We met with them a second time to finalize details and go over costs (scary!). We have a very specific budget and are trying very hard not to go over so we knew we would have to be good negotiators. The thing with negotiating prices is you can’t be ridiculous or you won’t be taken seriously, but you also don’t want to be a mouse or you could be taken advantage of.* Before going into the meeting we knew the venue was going to be $100 to rent and the catering was $24 a plate (they only offer buffet style, but we have no problem with that especially because the price per plate would probably be astronomical if there were waiters). After attending a few friends weddings one thing we found ridiculous was that there was always a desert and a wedding cake that NO ONE ends up eating! We decided to ask if the desert could be cut in order to make the price per plate cheaper, which, we thought, was a pretty fair negotiation. We thought they would take off maybe $2 per plate, but decided not to suggest that and see what they come up with if they would even cut the desert (you never know if they would offer more so wait to see what they say). We were in luck! They were fine with cutting the desert and they even took $4 off a plate! We felt very satisfied with our negotiating skills!
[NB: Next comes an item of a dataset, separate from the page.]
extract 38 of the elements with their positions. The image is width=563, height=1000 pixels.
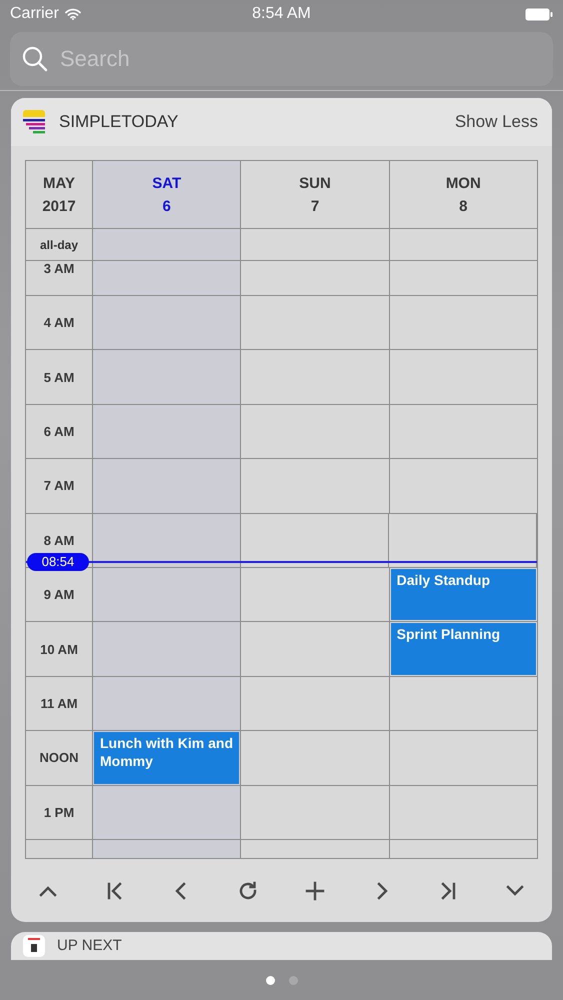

The hidden costs. Ok, they weren’t actually hidden, just things we didn’t think of or that were addressed in our first run through of the place. Linens, bar tender, wine for dinner all cost money (who would think!). There was no negotiating these as the cheapest bottle of wine is the cheapest and their liquor license only allows for them to serve (so we can’t bring our own bottles and pay a corking fee. Something for you to think about though as many reception halls are licensed for this. Our venue isn’t because they’re more a restaurant with a private room so they never thought of a corking license). The bar tender is also a set fee ($20 an hr), but where we saved was choosing the cash bar option rather than the open bar (we definitely can’t afford a $3000 bar tab at the end of the night. Eek!). Lastly, the linens. It was kind of a disappointment to find out we have to pay for linens, because they changed this rule between our first and second meeting. In their defence their linens are extremely old (and they only have one set) so they’re not in very good shape. Because of this they decided to hire an outside company which we rent from and it’s not all that expensive (around a $1 a table cloth) and you can choose from a hundred colours where their linens were only white. I am definitely happier with clean $1 cloths than dirty ones for free.
*Speaking of being taken advantage of a friend of mine works at a bakery and a basic vanilla cake for a party starts at $200 and for a wedding starts at $400. Just shows you how inflated the wedding industry is!